Govindavadi is a small village near Kancheepuram temple town in Kancheepuram district in Tamil Nadu, India. Kancheepuram is about 100 km from Chennai and is also famous for its world famous silk sarees. It is also near Agaram.

Gurusthalam Temple

Govindavadi is locally known for the Gurusthalam temple, a shrine dedicated to the Hindu deity Dakshinamoorthy. It is said that Govinda Swamy Perumal along with his family was tutored the Vedas by Dakshinamoorthy at this Temple and hence the name.

Every Thursday is considered as a special occasion and devotees visit this temple in large numbers on that day. Guru preethi pooja may be done to overcome any issues/obstacles posed by the influence of planet Guru.

This is also the only exclusive shrine for Lord Dakshinamurthy.

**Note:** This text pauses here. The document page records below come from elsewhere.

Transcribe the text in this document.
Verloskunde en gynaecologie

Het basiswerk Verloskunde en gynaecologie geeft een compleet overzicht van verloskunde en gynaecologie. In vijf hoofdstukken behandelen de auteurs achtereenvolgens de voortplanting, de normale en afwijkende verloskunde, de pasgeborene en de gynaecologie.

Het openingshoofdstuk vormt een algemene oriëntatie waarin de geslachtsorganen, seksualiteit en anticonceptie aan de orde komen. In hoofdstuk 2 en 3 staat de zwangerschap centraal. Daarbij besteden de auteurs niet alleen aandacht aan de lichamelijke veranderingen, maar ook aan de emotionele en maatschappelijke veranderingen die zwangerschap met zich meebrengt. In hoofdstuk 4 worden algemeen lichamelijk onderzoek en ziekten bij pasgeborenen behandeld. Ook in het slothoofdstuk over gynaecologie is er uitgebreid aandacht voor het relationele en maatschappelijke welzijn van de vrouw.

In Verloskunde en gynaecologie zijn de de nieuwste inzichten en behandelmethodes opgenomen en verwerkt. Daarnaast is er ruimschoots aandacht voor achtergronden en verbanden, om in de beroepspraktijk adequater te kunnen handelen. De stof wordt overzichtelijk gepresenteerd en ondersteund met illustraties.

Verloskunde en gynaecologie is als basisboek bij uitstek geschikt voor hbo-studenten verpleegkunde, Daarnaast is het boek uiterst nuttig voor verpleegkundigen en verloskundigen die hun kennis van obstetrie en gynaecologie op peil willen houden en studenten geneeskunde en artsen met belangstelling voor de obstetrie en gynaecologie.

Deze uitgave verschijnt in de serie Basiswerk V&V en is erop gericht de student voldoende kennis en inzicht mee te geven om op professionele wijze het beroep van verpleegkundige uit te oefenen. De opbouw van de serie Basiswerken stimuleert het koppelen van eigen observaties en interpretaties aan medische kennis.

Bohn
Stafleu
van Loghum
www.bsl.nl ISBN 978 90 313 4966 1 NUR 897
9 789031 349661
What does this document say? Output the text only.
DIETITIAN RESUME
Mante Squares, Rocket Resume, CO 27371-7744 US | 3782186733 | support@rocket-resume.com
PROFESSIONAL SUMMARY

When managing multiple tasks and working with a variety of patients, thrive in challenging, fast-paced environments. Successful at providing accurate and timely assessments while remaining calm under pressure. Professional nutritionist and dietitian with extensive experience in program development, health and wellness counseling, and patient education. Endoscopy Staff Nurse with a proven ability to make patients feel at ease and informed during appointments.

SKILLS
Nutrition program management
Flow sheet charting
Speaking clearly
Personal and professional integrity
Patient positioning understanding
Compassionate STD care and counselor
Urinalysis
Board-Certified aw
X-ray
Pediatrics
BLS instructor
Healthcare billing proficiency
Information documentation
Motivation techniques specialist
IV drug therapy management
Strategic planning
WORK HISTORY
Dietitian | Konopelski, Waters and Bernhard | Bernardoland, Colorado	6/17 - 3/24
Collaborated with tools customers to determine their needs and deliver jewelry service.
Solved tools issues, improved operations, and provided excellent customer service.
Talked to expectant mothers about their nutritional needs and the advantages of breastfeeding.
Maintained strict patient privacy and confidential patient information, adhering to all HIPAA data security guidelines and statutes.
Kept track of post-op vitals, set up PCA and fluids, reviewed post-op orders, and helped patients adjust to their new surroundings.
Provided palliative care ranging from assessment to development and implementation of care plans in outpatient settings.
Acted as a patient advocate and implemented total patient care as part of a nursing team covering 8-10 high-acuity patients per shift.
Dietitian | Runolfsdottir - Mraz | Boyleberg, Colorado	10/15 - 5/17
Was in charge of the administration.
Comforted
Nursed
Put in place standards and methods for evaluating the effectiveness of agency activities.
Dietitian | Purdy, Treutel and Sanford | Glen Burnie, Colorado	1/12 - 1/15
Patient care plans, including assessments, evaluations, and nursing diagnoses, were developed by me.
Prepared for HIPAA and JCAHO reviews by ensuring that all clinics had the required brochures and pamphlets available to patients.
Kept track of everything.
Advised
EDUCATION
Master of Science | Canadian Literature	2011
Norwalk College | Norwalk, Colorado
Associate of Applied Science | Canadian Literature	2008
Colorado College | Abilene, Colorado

Normally in other shrines the Lord is in the southern side of the Main/presiding deity with no gopuram/Temple tower. However, at Govindavadi Temple the main presiding deity is Lord Dakshinamoorththy with other deities around.

With the blessings of Shri Shri Shri Maha Swamigal, the timber for Dhwaja Sthambham was contributed (Samarpanam) by Andukuri Adinarayana, Timber Merchants, Chennai in the year 1968.